Canada’s Budget Deficit Swells To $343 Billion

Federal Finance Minister Bill Morneau has forecast a $343-billion budget deficit that is equivalent to 16% of the country’s gross domestic product (GDP).

The budget deficit is now at a level not seen since World War II as federal officials spent billions of dollars in response to the COVID-19 pandemic that has sent Canada into its deepest recession in almost a century.

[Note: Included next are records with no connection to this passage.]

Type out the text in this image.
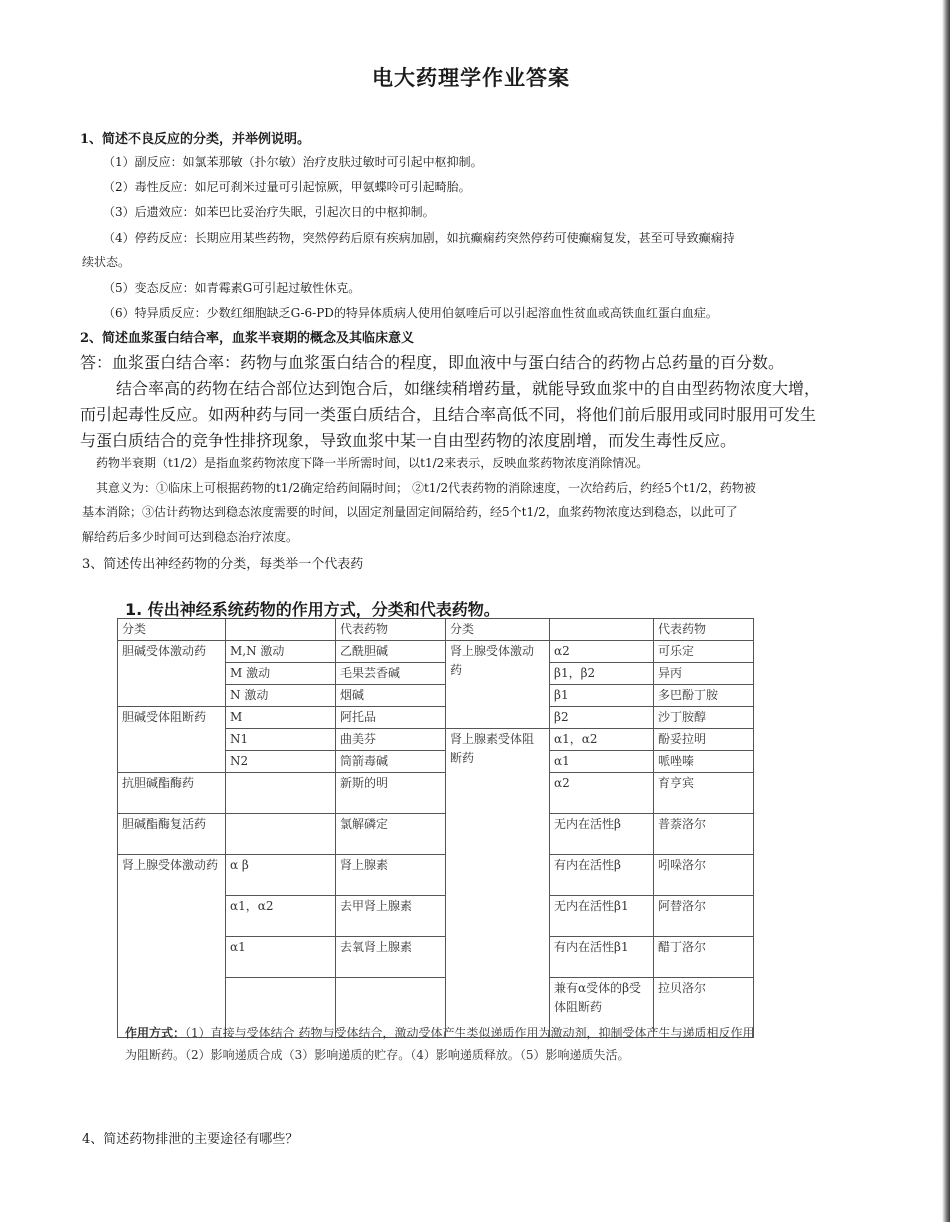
电大药理学作业答案
1、简述不良反应的分类，并举例说明。
（1）副反应：如氯苯那敏（扑尔敏）治疗皮肤过敏时可引起中枢抑制。
（2）毒性反应：如尼可刹米过量可引起惊厥，甲氨蝶呤可引起畸胎。
（3）后遗效应：如苯巴比妥治疗失眠，引起次日的中枢抑制。
（4）停药反应：长期应用某些药物，突然停药后原有疾病加剧，如抗癫痫药突然停药可使癫痫复发，甚至可导致癫痫持
续状态。
（5）变态反应：如青霉素G可引起过敏性休克。
（6）特异质反应：少数红细胞缺乏G-6-PD的特异体质病人使用伯氨喹后可以引起溶血性贫血或高铁血红蛋白血症。
2、简述血浆蛋白结合率，血浆半衰期的概念及其临床意义
答：血浆蛋白结合率：药物与血浆蛋白结合的程度，即血液中与蛋白结合的药物占总药量的百分数。
结合率高的药物在结合部位达到饱合后，如继续稍增药量，就能导致血浆中的自由型药物浓度大增，
而引起毒性反应。如两种药与同一类蛋白质结合，且结合率高低不同，将他们前后服用或同时服用可发生
与蛋白质结合的竞争性排挤现象，导致血浆中某一自由型药物的浓度剧增，而发生毒性反应。
药物半衰期（t1/2）是指血浆药物浓度下降一半所需时间，以t1/2来表示，反映血浆药物浓度消除情况。
其意义为：①临床上可根据药物的t1/2确定给药间隔时间； ②t1/2代表药物的消除速度，一次给药后，约经5个t1/2，药物被
基本消除；③估计药物达到稳态浓度需要的时间，以固定剂量固定间隔给药，经5个t1/2，血浆药物浓度达到稳态，以此可了
解给药后多少时间可达到稳态治疗浓度。
3、简述传出神经药物的分类，每类举一个代表药
1. 传出神经系统药物的作用方式，分类和代表药物。
分类		代表药物	分类		代表药物
胆碱受体激动药	M,N 激动	乙酰胆碱	肾上腺受体激动药	α2	可乐定
	M 激动	毛果芸香碱		β1，β2	异丙
	N 激动	烟碱		β1	多巴酚丁胺
胆碱受体阻断药	M	阿托品		β2	沙丁胺醇
	N1	曲美芬	肾上腺素受体阻断药	α1，α2	酚妥拉明
	N2	筒箭毒碱		α1	哌唑嗪
抗胆碱酯酶药		新斯的明		α2	育亨宾
胆碱酯酶复活药		氯解磷定		无内在活性β	普萘洛尔
肾上腺受体激动药	α β	肾上腺素		有内在活性β	吲哚洛尔
	α1，α2	去甲肾上腺素		无内在活性β1	阿替洛尔
	α1	去氧肾上腺素		有内在活性β1	醋丁洛尔
				兼有α受体的β受体阻断药	拉贝洛尔
作用方式：（1）直接与受体结合 药物与受体结合，激动受体产生类似递质作用为激动剂，抑制受体产生与递质相反作用为阻断药。（2）影响递质合成（3）影响递质的贮存。（4）影响递质释放。（5）影响递质失活。
4、简述药物排泄的主要途径有哪些？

Direct federal support to individuals and businesses will total $212 billion this year, driving spending levels to their highest since 1945. The recession has also taken a toll on the government’s revenue, which will drop as a share of the economy to the lowest level since 1929.

In response to the current fiscal situation, Ottawa will issue an unprecedented amount of debt, including $106 billion in the 10-year and 30-year bonds this fiscal year. Yields rose across the curve, especially on longer-dated debt. The yield on benchmark 30-year debt increased 10.8 basis points to 1.092%, according to data from Bloomberg.

While the announced deficit was larger than anticipated – most economists expected a deficit of just over $250 billion – the government of Liberal Prime Minister Justin Trudeau is justifying the budget shortfall as the lesser of two evils. Morneau argued that the economy would be in much worse shape were it not for the government’s response, in part to thwart the need for households to take on more personal debt.

The government now projects that debt will rise to 49.1% of GDP in the fiscal year that started on April 1 of this year, up from 31.1% last year. In his speech, Morneau didn’t provide any forecasts beyond 2020, or provide any indication of future fiscal plans other than to say that Canada will continue to hold its low-debt advantage relative to other major economies.